Hypertension is an important subject for healthcare providers of all varieties, but pulmonary hypertension is a medical complication of special importance to those dealing with rheumatological conditions. Sotatercept, an experimental treatment that has been the focus of several clinical trials, including a large phase 3 trial that was published in the New England Journal of Medicine earlier this year, may change the landscape of pulmonary arterial hypertension (PAH).
Pulmonary Arterial Hypertension for the Rheumatologist and Immunologist will take place on Tuesday, Nov. 14, from 4–5:30 p.m. PT in Room 7A–B in the San Diego Convention Center. The session will be available on demand within 24 hours for registered ACR Convergence 2023 participants.
“Sotatercept targets a novel pathway that is not targeted with any of the current medications,” explained Lewis Rubin, MD, Emeritus Professor of Medicine at the University of California, San Diego School of Medicine. “In the blood vessels’ walls, the cells proliferate, and that narrows the blood vessel and raises the pressure that has to be generated by the heart to propel blood through them to reach the alveoli in the lungs, which exchange oxygen and carbon dioxide. The right side of the heart is under undue stress and eventually begins to fail to pump effectively.

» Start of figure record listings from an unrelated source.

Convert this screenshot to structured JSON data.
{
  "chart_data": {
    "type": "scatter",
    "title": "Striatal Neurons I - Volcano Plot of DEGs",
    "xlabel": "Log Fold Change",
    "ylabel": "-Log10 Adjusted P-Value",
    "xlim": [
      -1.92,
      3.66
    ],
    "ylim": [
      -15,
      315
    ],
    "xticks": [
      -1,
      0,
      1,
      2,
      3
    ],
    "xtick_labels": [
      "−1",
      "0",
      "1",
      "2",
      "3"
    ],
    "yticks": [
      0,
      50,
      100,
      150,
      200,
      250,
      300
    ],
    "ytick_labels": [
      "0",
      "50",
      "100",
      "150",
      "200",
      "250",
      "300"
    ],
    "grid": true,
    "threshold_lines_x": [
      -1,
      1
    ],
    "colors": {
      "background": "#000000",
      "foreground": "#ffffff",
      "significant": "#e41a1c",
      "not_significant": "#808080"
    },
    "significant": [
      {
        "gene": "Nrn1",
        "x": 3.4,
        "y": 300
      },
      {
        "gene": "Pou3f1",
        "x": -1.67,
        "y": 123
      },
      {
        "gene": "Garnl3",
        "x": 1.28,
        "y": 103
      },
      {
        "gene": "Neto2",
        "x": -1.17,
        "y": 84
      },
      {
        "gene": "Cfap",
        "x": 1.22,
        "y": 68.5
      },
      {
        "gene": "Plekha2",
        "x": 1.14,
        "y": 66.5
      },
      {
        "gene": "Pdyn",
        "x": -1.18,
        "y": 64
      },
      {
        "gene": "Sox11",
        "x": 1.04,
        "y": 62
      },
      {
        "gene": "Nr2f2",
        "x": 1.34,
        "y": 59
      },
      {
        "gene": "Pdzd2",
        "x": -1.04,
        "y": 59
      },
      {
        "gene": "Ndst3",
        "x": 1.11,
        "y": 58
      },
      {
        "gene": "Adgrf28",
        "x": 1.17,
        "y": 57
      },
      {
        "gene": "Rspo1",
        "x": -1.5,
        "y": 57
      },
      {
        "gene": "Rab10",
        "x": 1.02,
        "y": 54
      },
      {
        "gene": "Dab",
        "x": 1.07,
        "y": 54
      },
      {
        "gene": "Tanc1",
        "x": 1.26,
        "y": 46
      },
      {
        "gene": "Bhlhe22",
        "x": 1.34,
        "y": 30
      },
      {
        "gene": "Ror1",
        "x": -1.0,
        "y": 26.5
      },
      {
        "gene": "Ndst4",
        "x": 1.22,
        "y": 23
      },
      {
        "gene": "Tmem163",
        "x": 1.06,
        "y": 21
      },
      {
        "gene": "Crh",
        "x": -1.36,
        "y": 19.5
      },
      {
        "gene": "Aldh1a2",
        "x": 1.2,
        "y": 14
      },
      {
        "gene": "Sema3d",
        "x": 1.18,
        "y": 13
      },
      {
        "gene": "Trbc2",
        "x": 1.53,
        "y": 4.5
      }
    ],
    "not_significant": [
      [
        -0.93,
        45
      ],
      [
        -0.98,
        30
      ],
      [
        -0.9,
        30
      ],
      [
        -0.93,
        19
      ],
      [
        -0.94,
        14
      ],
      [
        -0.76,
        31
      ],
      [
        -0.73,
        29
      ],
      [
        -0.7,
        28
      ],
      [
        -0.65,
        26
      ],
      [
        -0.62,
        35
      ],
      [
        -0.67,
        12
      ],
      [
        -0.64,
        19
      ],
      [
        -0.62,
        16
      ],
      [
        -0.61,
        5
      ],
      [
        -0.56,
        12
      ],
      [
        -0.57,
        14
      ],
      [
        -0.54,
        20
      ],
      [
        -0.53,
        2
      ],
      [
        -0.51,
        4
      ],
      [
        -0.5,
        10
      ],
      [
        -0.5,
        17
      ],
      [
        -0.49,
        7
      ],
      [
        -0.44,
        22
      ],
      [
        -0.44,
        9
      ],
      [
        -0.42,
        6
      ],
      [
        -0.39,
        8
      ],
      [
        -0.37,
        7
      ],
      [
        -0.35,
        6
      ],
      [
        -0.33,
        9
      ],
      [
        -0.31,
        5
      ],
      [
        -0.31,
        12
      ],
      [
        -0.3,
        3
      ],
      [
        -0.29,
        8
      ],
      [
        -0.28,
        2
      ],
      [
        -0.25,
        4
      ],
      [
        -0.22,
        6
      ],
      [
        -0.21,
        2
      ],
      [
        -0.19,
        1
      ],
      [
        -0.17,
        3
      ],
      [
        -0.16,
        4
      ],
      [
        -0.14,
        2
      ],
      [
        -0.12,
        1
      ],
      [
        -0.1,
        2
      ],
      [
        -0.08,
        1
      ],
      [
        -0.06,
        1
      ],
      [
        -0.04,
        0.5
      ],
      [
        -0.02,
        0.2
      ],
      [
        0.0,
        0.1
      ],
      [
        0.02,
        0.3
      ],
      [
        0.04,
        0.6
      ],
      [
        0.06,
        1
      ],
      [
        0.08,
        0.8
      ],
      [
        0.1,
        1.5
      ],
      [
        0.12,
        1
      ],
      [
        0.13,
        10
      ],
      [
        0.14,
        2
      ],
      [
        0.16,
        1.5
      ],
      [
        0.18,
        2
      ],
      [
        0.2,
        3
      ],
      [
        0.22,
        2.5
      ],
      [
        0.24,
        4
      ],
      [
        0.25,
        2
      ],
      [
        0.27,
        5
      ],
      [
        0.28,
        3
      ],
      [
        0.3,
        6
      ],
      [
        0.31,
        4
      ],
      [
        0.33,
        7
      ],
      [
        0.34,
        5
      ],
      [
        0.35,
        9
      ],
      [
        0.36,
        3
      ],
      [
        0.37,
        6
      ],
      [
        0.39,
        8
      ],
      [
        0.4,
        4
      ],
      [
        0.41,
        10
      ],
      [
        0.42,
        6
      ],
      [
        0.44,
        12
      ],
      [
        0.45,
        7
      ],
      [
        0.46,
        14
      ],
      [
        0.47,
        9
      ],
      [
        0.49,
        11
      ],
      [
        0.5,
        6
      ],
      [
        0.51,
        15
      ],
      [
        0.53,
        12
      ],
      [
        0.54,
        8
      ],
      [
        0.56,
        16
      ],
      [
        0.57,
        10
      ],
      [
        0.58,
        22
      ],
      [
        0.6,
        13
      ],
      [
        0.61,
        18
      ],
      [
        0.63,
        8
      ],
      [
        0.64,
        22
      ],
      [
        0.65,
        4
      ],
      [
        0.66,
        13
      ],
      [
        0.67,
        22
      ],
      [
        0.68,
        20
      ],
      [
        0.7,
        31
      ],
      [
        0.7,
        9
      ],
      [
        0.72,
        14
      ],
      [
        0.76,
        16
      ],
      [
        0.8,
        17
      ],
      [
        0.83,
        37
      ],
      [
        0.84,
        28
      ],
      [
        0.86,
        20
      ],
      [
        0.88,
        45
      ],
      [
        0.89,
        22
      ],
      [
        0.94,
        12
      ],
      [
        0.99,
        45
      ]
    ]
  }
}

“This is a very complex disease, so there’s no magic bullet. But we have now at least a fourth pathway that is dysfunctional that we can target, and the more pathways you target, the better the result,” he added.
PAH affects patients with a number of serious connective tissue diseases, particularly scleroderma and systemic lupus erythematosus, influencing not only how patients feel and function, but also their survival.
“Rheumatologists need to be aware of PAH, because it’s not an easy diagnosis to make,” Dr Rubin said. “The symptoms are non-specific, like shortness of breath with exertion, that could be caused by any of a number of things.”
PAH is a severe vascular complication of scleroderma and has the highest case-mortality rate of any complication of the disease, said Benjamin Korman, MD, Associate Professor of Medicine and Rheumatology at the University of Rochester, noting that 10–15% of patients will go on to develop PAH.
“PAH is poorly understood because there aren’t enough human tissue samples available, previous animal models have not effectively captured key features of human disease, and we have yet to successfully show that inflammatory pathways that are important in scleroderma and other connective tissue diseases can be effectively targeted,” he said. “This disease currently lacks important treatment modalities.”
Dr. Korman was senior author on a 2020 article published in Arthritis & Rheumatology describing a new tumor necrosis factor (TNF)-mutant mouse model of the disease.
“Our model recapitulates many of the features of connective tissue disease-associated PAH (CTD-PAH), whereas the three older mouse models of PAH are all injury models and do a better job of modeling idiopathic pulmonary arterial hypertension. Our paper described that TNF-transgenic mice have occlusive lesions, perivascular inflammation, and severe hemodynamic pulmonary hypertension, leading to right heart failure and death, which is much closer to what we see in scleroderma,” he said.
Lorinda Chung, MD, MS, Professor of Medicine (Immunology and Rheumatology) and Dermatology at Stanford University School of Medicine, will provide an overview of PAH diagnostic and treatment considerations for rheumatologists.